Je sais que tous mes troubles du comportement impulsifs ne sont pas des plus importants par rapport a certain, mais il me gâchent la vie au quotidien. Il nous faut nous battre ensemble, ne plus avoir honte de nos addictions dont nous ne sommes pas responsables.

Merci de nous permettre de témoigner et par la même occasion d'informer

Cordialement

Christine


RE: Mais où sont les témoignages ??????

  • Par jambart le

OUI, Christine tu as raison, entièrement raison.

Je crois que si toutes les victimes créaient soit un collectif (compliqué) mais gratuit,

OU

Acceptais au moins de témoigner dans leur presse locale, association locale, TV Locale ce serait un TRES GRAND PAS en AVANT.

Comme Odile et Désidério, hier sur je journal 19h30/20h de FRANCE 3 qui ont témoigné des conséquences dramatiques du REQUIP.

Si chacun de nous victime ou proche veut que cela change, il faut oser , braver les interdits ou la peur et témoigner.

C'est la seule façon de provoquer une médiatisation à répétition.

Allez courage, ouvrez-vous pour vous, pour les autres

Didier


terrible témoignage

  • Par didier le

Mes amies, mes amis,


Hier soir, j'ai, ainsi que ma petite famille baignée dans un torrent d'enthousiasme, d'espoir, d'envie d'union, etc. en tombant sur l'excellent reportage de France 3 au journal de 19h30/20h00 sur les affrosités, les dégâts, les destructions du REQUIP et de son créteur le laboratoire GlaxoSmithKline.

.

Le témoignage de Désiradio (dont j'ignorais l'existence a été très fort), m'a énormément bouleversé tellement il était poignant, à fleur de peau, on sentait l'homme détruit qui avait brisé sa famille.
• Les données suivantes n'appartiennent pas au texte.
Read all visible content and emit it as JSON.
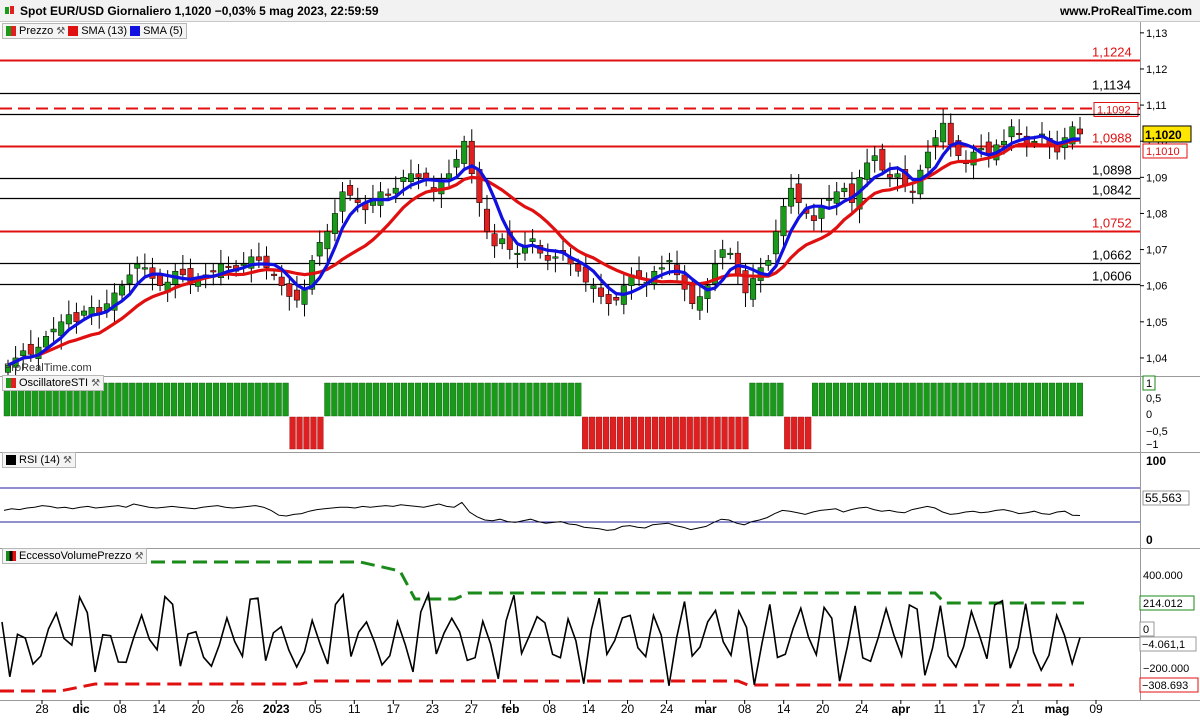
{
  "header": {
    "title": "Spot EUR/USD Giornaliero 1,1020 −0,03% 5 mag 2023, 22:59:59",
    "site": "www.ProRealTime.com"
  },
  "legend": {
    "price": "Prezzo",
    "sma13": "SMA (13)",
    "sma5": "SMA (5)",
    "sti": "OscillatoreSTI",
    "rsi": "RSI (14)",
    "vol": "EccessoVolumePrezzo"
  },
  "watermark": "ProRealTime.com",
  "colors": {
    "up": "#1a9a1a",
    "down": "#e02020",
    "sma13": "#e01010",
    "sma5": "#1010e0",
    "green_dash": "#1a8a1a",
    "red_dash": "#e01010"
  },
  "chart_data": [
    {
      "type": "candlestick",
      "title": "Spot EUR/USD Giornaliero",
      "last_price": "1,1020",
      "change": "−0,03%",
      "ylim": [
        1.035,
        1.133
      ],
      "y_ticks": [
        "1,13",
        "1,12",
        "1,11",
        "1,10",
        "1,09",
        "1,08",
        "1,07",
        "1,06",
        "1,05",
        "1,04"
      ],
      "x_labels": [
        "28",
        "dic",
        "08",
        "14",
        "20",
        "26",
        "2023",
        "05",
        "11",
        "17",
        "23",
        "27",
        "feb",
        "08",
        "14",
        "20",
        "24",
        "mar",
        "08",
        "14",
        "20",
        "24",
        "apr",
        "11",
        "17",
        "21",
        "mag",
        "09"
      ],
      "horizontal_levels": [
        {
          "value": 1.1224,
          "label": "1,1224",
          "color": "red"
        },
        {
          "value": 1.1134,
          "label": "1,1134",
          "color": "black"
        },
        {
          "value": 1.1092,
          "label": "1,1092",
          "color": "red",
          "style": "dashed"
        },
        {
          "value": 1.1075,
          "label": "",
          "color": "black"
        },
        {
          "value": 1.0988,
          "label": "1,0988",
          "color": "red"
        },
        {
          "value": 1.0898,
          "label": "1,0898",
          "color": "black"
        },
        {
          "value": 1.0842,
          "label": "1,0842",
          "color": "black"
        },
        {
          "value": 1.0752,
          "label": "1,0752",
          "color": "red"
        },
        {
          "value": 1.0662,
          "label": "1,0662",
          "color": "black"
        },
        {
          "value": 1.0606,
          "label": "1,0606",
          "color": "black"
        }
      ],
      "price_badges": [
        {
          "value": "1,1020",
          "kind": "last"
        },
        {
          "value": "1,1010",
          "kind": "sma13"
        }
      ],
      "series_close": [
        1.038,
        1.04,
        1.042,
        1.041,
        1.043,
        1.046,
        1.048,
        1.05,
        1.052,
        1.05,
        1.053,
        1.054,
        1.052,
        1.055,
        1.058,
        1.06,
        1.063,
        1.066,
        1.065,
        1.062,
        1.06,
        1.061,
        1.064,
        1.063,
        1.061,
        1.062,
        1.063,
        1.064,
        1.066,
        1.065,
        1.064,
        1.066,
        1.068,
        1.067,
        1.065,
        1.063,
        1.06,
        1.057,
        1.056,
        1.059,
        1.067,
        1.072,
        1.075,
        1.08,
        1.086,
        1.085,
        1.083,
        1.081,
        1.084,
        1.086,
        1.085,
        1.087,
        1.09,
        1.091,
        1.09,
        1.089,
        1.086,
        1.089,
        1.091,
        1.095,
        1.1,
        1.091,
        1.083,
        1.075,
        1.071,
        1.073,
        1.07,
        1.069,
        1.071,
        1.073,
        1.069,
        1.067,
        1.068,
        1.069,
        1.066,
        1.064,
        1.061,
        1.06,
        1.057,
        1.055,
        1.056,
        1.06,
        1.063,
        1.062,
        1.061,
        1.064,
        1.065,
        1.067,
        1.063,
        1.059,
        1.055,
        1.057,
        1.06,
        1.066,
        1.07,
        1.069,
        1.063,
        1.058,
        1.062,
        1.065,
        1.067,
        1.075,
        1.082,
        1.087,
        1.083,
        1.08,
        1.078,
        1.082,
        1.084,
        1.086,
        1.087,
        1.083,
        1.09,
        1.094,
        1.096,
        1.092,
        1.09,
        1.091,
        1.088,
        1.086,
        1.092,
        1.097,
        1.101,
        1.105,
        1.099,
        1.096,
        1.094,
        1.097,
        1.098,
        1.096,
        1.099,
        1.1,
        1.104,
        1.102,
        1.099,
        1.1,
        1.102,
        1.099,
        1.097,
        1.101,
        1.104,
        1.102
      ],
      "sma13_color": "red",
      "sma5_color": "blue"
    },
    {
      "type": "bar",
      "title": "OscillatoreSTI",
      "y_ticks": [
        "1",
        "0,5",
        "0",
        "−0,5",
        "−1"
      ],
      "badge": "1",
      "signal": [
        1,
        1,
        1,
        1,
        1,
        1,
        1,
        1,
        1,
        1,
        1,
        1,
        1,
        1,
        1,
        1,
        1,
        1,
        1,
        1,
        1,
        1,
        1,
        1,
        1,
        1,
        1,
        1,
        1,
        1,
        1,
        1,
        1,
        1,
        1,
        1,
        1,
        1,
        1,
        1,
        1,
        -1,
        -1,
        -1,
        -1,
        -1,
        1,
        1,
        1,
        1,
        1,
        1,
        1,
        1,
        1,
        1,
        1,
        1,
        1,
        1,
        1,
        1,
        1,
        1,
        1,
        1,
        1,
        1,
        1,
        1,
        1,
        1,
        1,
        1,
        1,
        1,
        1,
        1,
        1,
        1,
        1,
        1,
        1,
        -1,
        -1,
        -1,
        -1,
        -1,
        -1,
        -1,
        -1,
        -1,
        -1,
        -1,
        -1,
        -1,
        -1,
        -1,
        -1,
        -1,
        -1,
        -1,
        -1,
        -1,
        -1,
        -1,
        -1,
        1,
        1,
        1,
        1,
        1,
        -1,
        -1,
        -1,
        -1,
        1,
        1,
        1,
        1,
        1,
        1,
        1,
        1,
        1,
        1,
        1,
        1,
        1,
        1,
        1,
        1,
        1,
        1,
        1,
        1,
        1,
        1,
        1,
        1,
        1,
        1,
        1,
        1,
        1,
        1,
        1,
        1,
        1,
        1,
        1,
        1,
        1,
        1,
        1
      ]
    },
    {
      "type": "line",
      "title": "RSI (14)",
      "y_ticks": [
        "100",
        "0"
      ],
      "upper_level": 70,
      "lower_level": 30,
      "last_value": "55,563",
      "values": [
        62,
        64,
        63,
        65,
        66,
        68,
        67,
        65,
        66,
        64,
        66,
        67,
        65,
        66,
        67,
        68,
        66,
        70,
        68,
        66,
        65,
        66,
        67,
        66,
        65,
        64,
        66,
        67,
        68,
        66,
        65,
        66,
        67,
        68,
        66,
        62,
        56,
        55,
        57,
        58,
        61,
        63,
        64,
        65,
        66,
        66,
        65,
        67,
        66,
        67,
        68,
        67,
        69,
        68,
        67,
        66,
        68,
        70,
        67,
        66,
        72,
        60,
        54,
        50,
        49,
        51,
        48,
        47,
        49,
        51,
        48,
        46,
        47,
        48,
        45,
        44,
        41,
        40,
        39,
        37,
        38,
        42,
        43,
        41,
        40,
        44,
        45,
        46,
        43,
        41,
        38,
        40,
        42,
        47,
        51,
        50,
        46,
        44,
        48,
        50,
        53,
        58,
        62,
        61,
        59,
        57,
        60,
        62,
        63,
        64,
        60,
        63,
        65,
        66,
        63,
        61,
        62,
        60,
        59,
        63,
        65,
        67,
        65,
        60,
        57,
        58,
        60,
        61,
        59,
        60,
        62,
        63,
        61,
        58,
        59,
        61,
        58,
        57,
        60,
        61,
        56,
        55.563
      ]
    },
    {
      "type": "line",
      "title": "EccessoVolumePrezzo",
      "y_ticks": [
        "400.000",
        "0",
        "−200.000"
      ],
      "badges": [
        "214.012",
        "0",
        "−4.061,1",
        "−308.693"
      ],
      "upper_band_last": 214012,
      "lower_band_last": -308693,
      "last_value": -4061.1
    }
  ]
}
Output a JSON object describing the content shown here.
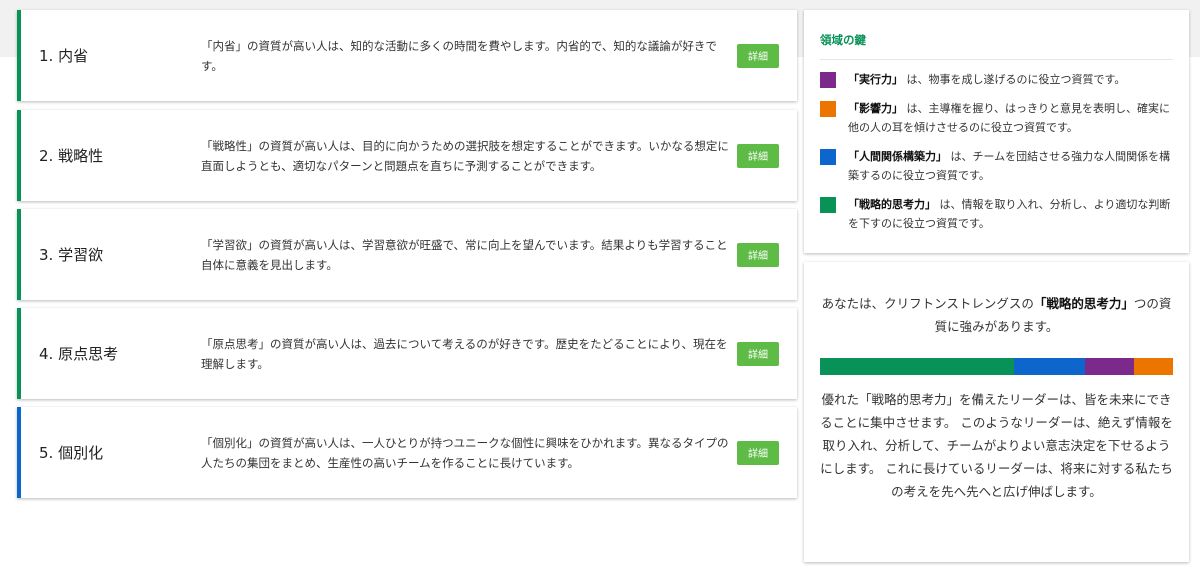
{
  "themes": [
    {
      "name": "1. 内省",
      "desc": "「内省」の資質が高い人は、知的な活動に多くの時間を費やします。内省的で、知的な議論が好きです。",
      "button": "詳細",
      "domain_color": "#089258"
    },
    {
      "name": "2. 戦略性",
      "desc": "「戦略性」の資質が高い人は、目的に向かうための選択肢を想定することができます。いかなる想定に直面しようとも、適切なパターンと問題点を直ちに予測することができます。",
      "button": "詳細",
      "domain_color": "#089258"
    },
    {
      "name": "3. 学習欲",
      "desc": "「学習欲」の資質が高い人は、学習意欲が旺盛で、常に向上を望んでいます。結果よりも学習すること自体に意義を見出します。",
      "button": "詳細",
      "domain_color": "#089258"
    },
    {
      "name": "4. 原点思考",
      "desc": "「原点思考」の資質が高い人は、過去について考えるのが好きです。歴史をたどることにより、現在を理解します。",
      "button": "詳細",
      "domain_color": "#089258"
    },
    {
      "name": "5. 個別化",
      "desc": "「個別化」の資質が高い人は、一人ひとりが持つユニークな個性に興味をひかれます。異なるタイプの人たちの集団をまとめ、生産性の高いチームを作ることに長けています。",
      "button": "詳細",
      "domain_color": "#0d66cc"
    }
  ],
  "key": {
    "title": "領域の鍵",
    "items": [
      {
        "label": "「実行力」",
        "text": "は、物事を成し遂げるのに役立つ資質です。",
        "color": "#7b2a8b"
      },
      {
        "label": "「影響力」",
        "text": "は、主導権を握り、はっきりと意見を表明し、確実に他の人の耳を傾けさせるのに役立つ資質です。",
        "color": "#ec7500"
      },
      {
        "label": "「人間関係構築力」",
        "text": "は、チームを団結させる強力な人間関係を構築するのに役立つ資質です。",
        "color": "#0d66cc"
      },
      {
        "label": "「戦略的思考力」",
        "text": "は、情報を取り入れ、分析し、より適切な判断を下すのに役立つ資質です。",
        "color": "#089258"
      }
    ]
  },
  "summary": {
    "pre": "あなたは、クリフトンストレングスの",
    "strong": "「戦略的思考力」",
    "post": "つの資質に強みがあります。",
    "bar": [
      {
        "color": "#089258",
        "fraction": 0.55
      },
      {
        "color": "#0d66cc",
        "fraction": 0.2
      },
      {
        "color": "#7b2a8b",
        "fraction": 0.14
      },
      {
        "color": "#ec7500",
        "fraction": 0.11
      }
    ],
    "body": "優れた「戦略的思考力」を備えたリーダーは、皆を未来にできることに集中させます。 このようなリーダーは、絶えず情報を取り入れ、分析して、チームがよりよい意志決定を下せるようにします。 これに長けているリーダーは、将来に対する私たちの考えを先へ先へと広げ伸ばします。"
  }
}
Le témoignage d'Odile (que je connais de loin et que je félicité) a été pour moi n grand moment de fierté car cette dame s'est battue pour son mai, comme beaucoup pour faire stopper le traitement sous REQUIP à son compagnon. Mais la vrai différence, c'est son courage a oser témoigner à visage découvert. Je peux vous dire que pour elle, ceci a dû être très difficile, un grand geste d'amour. BRAVO


Vraiment, merci à vous deux, c'était mon NOËL avant l'heure, milles mercis.


MALHEUREUSEMENT, aujourd'hui, cet après-midi vers 17h00 j'ai eu une dame au téléphone et tout mon petit monde s'est écroulé comme un château de cartes.


VOICI très succinctement son histoire :

Son époux parkinsonien sous traitement d'agoniste dopaminergique, depuis les années 2000, était soumis à de terribles effets indésirables entraînant une hyper sexualité poussée vers l'auto-sodomisaton avec out c qui se présentait "sous la main"(ce qui me rappelle ma terrible (une partie) de mon histoire. C'était immaîtrisable, même son fils majeur conscient et involontairement spectateur ne pouvait l'aider.

Et un jour, par dépit,, par colère, par incontrabilité il s'est émasculé, baignant dans son sang sa famille l'a sauvé.

C'était en 2009.

Aujourd'hui, le traitement sous AGONISTE DOPAMINERGIQUE a été arrêté (retrait du médoc, e crois), il est sous DOPA.


Comment peut-on accepter ceci, ce genre d'histoires en feignant de croire qu'il ne s'agit que d très rares cas.


Comment ne pas témoigner, chacun dans son petit bout du monde où l'on vit, et lon subit ou l'on est témoin de tels faits.


Je suis dégoûté de tout cela, du manque de révolte.